Sign in to follow this  

Optimizing C++ with code generators

This topic is 3597 days old which is more than the 365 day threshold we allow for new replies. Please post a new topic.

If you intended to correct an error in the post then please contact us.

Recommended Posts

Hi. I'm writing a software renderer in C++ (for evil reasons, don't ask), and I have come to believe that I could use dynamic code generation to optimize some critical parts. For example, I suppose it can be used to avoid the need to check per pixel whether alpha blending is enabled, or z-writing or z-testing is enabled, or to check the pixel format of the render target, vertex component assembly, interpolating only when necessary... etc. But how would I go about writing/using a dynamic code generator? What do I need to know to make/use them? What are the typical advantages and disadvantages? Any pointers? Thanks in advance.

Share this post


Link to post
Share on other sites
Instead of writing a code generator, you could just use the one that's already built into the C++ language (i.e. Templates).
The downside of this is that most of your code will have to become infused with templates, which can complicate the way in which you organise your code - and if done badly can greatly increase compilation times.

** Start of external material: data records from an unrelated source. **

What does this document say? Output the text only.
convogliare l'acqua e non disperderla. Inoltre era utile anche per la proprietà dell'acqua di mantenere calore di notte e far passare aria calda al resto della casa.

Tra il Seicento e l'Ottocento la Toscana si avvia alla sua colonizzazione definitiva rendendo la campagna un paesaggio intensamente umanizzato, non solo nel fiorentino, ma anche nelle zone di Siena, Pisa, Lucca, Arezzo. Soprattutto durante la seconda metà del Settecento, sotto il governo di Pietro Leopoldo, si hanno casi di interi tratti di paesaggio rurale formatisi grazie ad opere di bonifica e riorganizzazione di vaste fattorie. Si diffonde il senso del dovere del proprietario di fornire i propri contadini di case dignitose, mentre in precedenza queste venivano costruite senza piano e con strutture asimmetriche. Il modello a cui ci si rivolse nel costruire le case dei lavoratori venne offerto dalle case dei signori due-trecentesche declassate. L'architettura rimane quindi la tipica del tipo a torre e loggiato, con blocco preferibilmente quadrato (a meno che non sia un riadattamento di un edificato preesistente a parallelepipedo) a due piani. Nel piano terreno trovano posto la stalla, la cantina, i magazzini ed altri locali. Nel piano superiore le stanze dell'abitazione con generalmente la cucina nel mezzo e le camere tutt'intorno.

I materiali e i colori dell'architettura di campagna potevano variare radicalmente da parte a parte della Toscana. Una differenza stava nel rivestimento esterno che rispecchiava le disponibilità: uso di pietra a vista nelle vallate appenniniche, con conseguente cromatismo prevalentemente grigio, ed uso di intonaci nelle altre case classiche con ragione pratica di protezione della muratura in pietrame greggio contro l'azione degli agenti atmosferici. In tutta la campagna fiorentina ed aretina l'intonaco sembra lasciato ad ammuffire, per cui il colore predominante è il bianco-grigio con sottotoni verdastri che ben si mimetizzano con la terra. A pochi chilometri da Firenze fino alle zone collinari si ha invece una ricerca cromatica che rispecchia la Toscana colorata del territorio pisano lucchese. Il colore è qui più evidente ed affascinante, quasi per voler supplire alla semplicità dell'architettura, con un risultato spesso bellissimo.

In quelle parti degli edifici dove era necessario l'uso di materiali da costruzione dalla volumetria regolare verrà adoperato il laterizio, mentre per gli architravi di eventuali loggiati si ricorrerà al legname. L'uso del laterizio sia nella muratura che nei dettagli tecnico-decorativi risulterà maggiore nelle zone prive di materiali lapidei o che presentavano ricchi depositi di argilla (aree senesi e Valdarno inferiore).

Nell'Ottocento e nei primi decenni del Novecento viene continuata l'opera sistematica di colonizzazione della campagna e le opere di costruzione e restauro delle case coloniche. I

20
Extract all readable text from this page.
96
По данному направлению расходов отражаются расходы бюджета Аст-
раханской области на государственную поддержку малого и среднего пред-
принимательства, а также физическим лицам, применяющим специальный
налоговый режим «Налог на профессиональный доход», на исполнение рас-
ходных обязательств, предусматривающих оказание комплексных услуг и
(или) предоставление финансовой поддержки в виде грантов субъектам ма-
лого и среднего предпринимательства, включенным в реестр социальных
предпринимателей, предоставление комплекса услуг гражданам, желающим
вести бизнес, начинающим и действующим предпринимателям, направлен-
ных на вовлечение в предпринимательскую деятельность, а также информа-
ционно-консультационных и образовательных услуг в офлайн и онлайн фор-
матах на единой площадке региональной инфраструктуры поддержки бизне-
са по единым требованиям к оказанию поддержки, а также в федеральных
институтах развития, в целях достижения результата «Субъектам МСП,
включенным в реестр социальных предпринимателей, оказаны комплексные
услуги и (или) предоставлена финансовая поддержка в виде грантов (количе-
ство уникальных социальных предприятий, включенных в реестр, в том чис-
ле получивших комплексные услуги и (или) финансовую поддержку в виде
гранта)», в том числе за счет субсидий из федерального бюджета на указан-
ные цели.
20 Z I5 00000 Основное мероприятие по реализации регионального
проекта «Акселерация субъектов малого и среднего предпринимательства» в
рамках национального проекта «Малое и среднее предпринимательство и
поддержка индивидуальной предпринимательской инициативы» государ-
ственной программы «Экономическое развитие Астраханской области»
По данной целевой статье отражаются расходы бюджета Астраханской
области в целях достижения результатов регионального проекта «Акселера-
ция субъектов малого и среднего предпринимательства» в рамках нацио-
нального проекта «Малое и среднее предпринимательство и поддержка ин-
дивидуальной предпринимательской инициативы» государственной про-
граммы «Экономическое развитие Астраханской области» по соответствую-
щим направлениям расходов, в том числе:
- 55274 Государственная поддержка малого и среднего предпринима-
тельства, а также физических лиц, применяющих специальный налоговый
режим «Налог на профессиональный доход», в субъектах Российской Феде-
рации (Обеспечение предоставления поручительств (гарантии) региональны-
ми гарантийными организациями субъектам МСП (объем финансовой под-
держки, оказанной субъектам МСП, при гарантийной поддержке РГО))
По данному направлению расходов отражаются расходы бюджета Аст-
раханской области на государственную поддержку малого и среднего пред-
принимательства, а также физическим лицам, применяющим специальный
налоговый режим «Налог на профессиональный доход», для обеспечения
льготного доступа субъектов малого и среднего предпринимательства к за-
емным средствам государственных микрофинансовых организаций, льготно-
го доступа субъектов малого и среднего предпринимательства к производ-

In particular, look up partial template specialization for implementing different behaviours for the same class.

Here's a taste - moving the 'alpha blending is enabled check' to per-triangle instead of per-pixel:
template< bool alphaBlend >
struct PixelFiller
{
void operator()( RGBA& out, const RGBA& in ) const
{
out = in;
}
};
template<>
struct PixelFiller<true>
{
void operator()( RGBA& out, const RGBA& in ) const
{
out = in*in.a + out*(1-in.a);
}
};
...
template<class PixelWriteFunc>
struct TriangleFiller
{
void operator()( const Triangle&, const PixelWriteFunc& write )
{
for each pixel
write( backBufPixel, newPixel );
}
};
...
if( alphaBlendingIsEnabled )
{
PixelFiller<true> pixFunc;
TriangleFiller< PixelFiller<true> > triFunc;
triFunc( triangle, filler );
}
else
{
PixelFiller<false> pixFunc;
TriangleFiller< PixelFiller<false> > triFunc;
triFunc( triangle, filler );
}





[Edited by - Hodgman on February 7, 2008 7:50:08 PM]

Share this post


Link to post
Share on other sites
Thanks for the reply. I thought about that, but I guess I'm talking about a deeper level of optimization which is also more dynamic (and thus flexible). I think a similar (performance-wise) approach to what you described would be using function pointers, but they can only go so far. There are cases where function pointers and templates just don't cut it. For example, optimum code for fetching various vertex components from different places (this is of course assuming we're looking at using flexible vertex formats, kinda like in Direct3D) and determining which of these components needs interpolation... etc etc. Or maybe even determining the source of alpha when finally blending pixels (from texture, from vertex color, a constant.. etc). This, I think, can only be achieved by dynamic code generation.

Share this post


Link to post
Share on other sites
Quote:
Original post by hikikomori-san
I think a similar (performance-wise) approach to what you described would be using function pointers, but they can only go so far.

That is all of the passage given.